She hardly noted the various stations as the train stopped and breathed a moment, and then dashed on. Try as she would, her thoughts recurred to the baggage-car and the burden it carried. She wondered whether they would put it off quickly at the terminal, and what it would look like. It was for such things that hospitals were built, and to a hospital with all that it implied, she was bound. New and torturing doubts of her own strength beset her. She was afraid. In her imagination she already smelled the sickening sweet halitus of iodoform and saw white-aproned nurses winding endless bandages upon bleeding gashes that would not be stanched.

An engulfing rumbling told her that they were entering the city tunnel, and near-by passengers began a deliberate assortment of wraps and parcels. The porter passed through the train, loudly announcing the last stop. There was almost a relief to Margaret’s overwrought sensibilities in his sophisticated utterance. It was a part of the great cube-jumbled, fish-ribbed metropolis, with its clanging noises and its swirl of cañoned living for which during the past weeks she had thirsted feverishly. She felt, without putting it into actual mental expression, that surcharged thought might find relief in simple things.

Lois would be waiting there to meet her. She would be glad to see her. It was pleasant to be loved and looked for. A moment or two more and the white, smoky haze that blotted the car windows lifted, and in place of the milky opaque squares appeared glimpses of wide-lit spaces and springing ironwork. The car hesitated, shocked itself with a succession of gentle jars, and came heavily to a halt. They were in the station.

Margaret alighted on the platform with limbs numb and tired. The strain of the day had given her a yearning for quiet, for the abandon of a deep chair with soft cushions, and a cup of tea. She met Lois with outstretched arms and a wan and uncertain smile against which her lips feebly protested.

“Why, Margaret, dear, how tired you look!” said Lois, kissing her. “Come, and we’ll get a cab just outside. Your train was very late. I thought you never would get here at all!”

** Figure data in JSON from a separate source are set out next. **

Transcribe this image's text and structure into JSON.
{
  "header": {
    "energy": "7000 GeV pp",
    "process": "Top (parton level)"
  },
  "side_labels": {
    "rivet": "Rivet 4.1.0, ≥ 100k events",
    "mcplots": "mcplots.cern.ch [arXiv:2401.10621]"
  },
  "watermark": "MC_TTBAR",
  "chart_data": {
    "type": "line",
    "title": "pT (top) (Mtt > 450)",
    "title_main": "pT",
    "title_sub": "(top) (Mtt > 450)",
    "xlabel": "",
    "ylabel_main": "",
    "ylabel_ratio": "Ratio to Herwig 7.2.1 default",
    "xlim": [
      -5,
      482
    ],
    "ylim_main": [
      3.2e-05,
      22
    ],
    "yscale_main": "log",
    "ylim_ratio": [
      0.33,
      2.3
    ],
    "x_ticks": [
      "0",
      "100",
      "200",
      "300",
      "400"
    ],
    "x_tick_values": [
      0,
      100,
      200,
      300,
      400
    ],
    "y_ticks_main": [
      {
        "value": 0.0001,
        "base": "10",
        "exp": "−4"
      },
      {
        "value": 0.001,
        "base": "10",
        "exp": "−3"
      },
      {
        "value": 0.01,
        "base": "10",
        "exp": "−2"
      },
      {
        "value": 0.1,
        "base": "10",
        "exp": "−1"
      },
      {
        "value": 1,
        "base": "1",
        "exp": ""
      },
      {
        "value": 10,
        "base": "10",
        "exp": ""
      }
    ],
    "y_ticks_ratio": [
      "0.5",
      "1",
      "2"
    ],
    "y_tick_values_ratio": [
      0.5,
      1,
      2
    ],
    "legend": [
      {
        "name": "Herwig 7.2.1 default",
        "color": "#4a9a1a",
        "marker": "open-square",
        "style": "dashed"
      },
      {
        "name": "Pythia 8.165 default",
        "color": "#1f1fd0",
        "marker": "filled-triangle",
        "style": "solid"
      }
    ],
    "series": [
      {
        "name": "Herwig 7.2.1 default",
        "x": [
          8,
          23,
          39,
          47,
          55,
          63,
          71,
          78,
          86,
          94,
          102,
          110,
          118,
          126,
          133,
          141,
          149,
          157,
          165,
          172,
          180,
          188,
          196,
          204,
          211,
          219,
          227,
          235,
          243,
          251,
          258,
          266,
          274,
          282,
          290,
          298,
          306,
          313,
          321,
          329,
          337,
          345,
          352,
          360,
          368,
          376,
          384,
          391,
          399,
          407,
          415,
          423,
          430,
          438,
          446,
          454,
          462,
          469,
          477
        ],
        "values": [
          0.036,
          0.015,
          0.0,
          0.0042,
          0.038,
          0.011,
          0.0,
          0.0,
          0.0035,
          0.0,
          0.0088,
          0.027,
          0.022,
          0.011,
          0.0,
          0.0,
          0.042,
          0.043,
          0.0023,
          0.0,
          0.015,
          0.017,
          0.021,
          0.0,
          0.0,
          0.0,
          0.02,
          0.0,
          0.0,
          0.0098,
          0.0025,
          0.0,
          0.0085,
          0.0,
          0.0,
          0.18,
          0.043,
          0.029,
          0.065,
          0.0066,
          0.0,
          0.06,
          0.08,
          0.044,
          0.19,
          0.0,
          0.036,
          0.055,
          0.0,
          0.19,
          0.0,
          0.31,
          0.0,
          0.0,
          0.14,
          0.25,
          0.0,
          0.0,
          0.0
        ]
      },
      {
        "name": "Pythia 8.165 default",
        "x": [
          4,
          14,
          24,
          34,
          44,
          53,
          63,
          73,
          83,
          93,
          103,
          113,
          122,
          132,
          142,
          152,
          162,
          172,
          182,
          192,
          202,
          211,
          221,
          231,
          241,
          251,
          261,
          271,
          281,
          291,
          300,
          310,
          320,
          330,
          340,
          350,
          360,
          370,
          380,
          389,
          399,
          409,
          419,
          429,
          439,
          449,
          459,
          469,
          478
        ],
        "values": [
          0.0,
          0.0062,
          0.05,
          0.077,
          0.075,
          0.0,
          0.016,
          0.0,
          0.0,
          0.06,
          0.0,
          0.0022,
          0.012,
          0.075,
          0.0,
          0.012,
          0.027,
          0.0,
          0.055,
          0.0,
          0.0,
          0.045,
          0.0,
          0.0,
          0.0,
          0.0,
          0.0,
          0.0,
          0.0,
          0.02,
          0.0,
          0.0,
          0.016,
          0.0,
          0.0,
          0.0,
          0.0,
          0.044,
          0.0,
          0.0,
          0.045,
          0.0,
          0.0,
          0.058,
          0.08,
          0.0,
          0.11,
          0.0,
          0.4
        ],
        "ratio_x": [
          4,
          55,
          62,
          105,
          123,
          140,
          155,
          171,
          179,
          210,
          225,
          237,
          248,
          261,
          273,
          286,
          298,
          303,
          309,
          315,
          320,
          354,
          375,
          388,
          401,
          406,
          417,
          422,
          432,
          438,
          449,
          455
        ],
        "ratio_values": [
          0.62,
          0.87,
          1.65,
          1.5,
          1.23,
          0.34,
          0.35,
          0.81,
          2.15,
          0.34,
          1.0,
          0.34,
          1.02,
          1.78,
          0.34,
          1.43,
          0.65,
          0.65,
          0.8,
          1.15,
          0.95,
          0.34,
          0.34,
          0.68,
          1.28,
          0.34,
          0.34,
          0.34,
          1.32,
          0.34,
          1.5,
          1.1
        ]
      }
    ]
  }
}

Margaret clung to Lois’s hands. “O—h,” she said, falteringly, “do we have to go up the whole length of the train?”

“Why, yes; are you so very tired?”

“No—but——” she stopped, ashamed of her weakness. She was coming to be a nurse—to learn to care for sick people and to dress wounds. What would Lois think of her? “Do—do they unload the baggage-car now?”

“Oh,” said Lois, cheerfully, “we’ll leave your checks here; it won’t be necessary to wait for the trunks. Come, dear!” She led the way up the thronged platform. “Hurry!” she said suddenly, “there is a case in the baggage-car. I wonder where it’s going! Oh, you poor darling!”

Margaret had turned very pale and leaned against a waiting truck for support.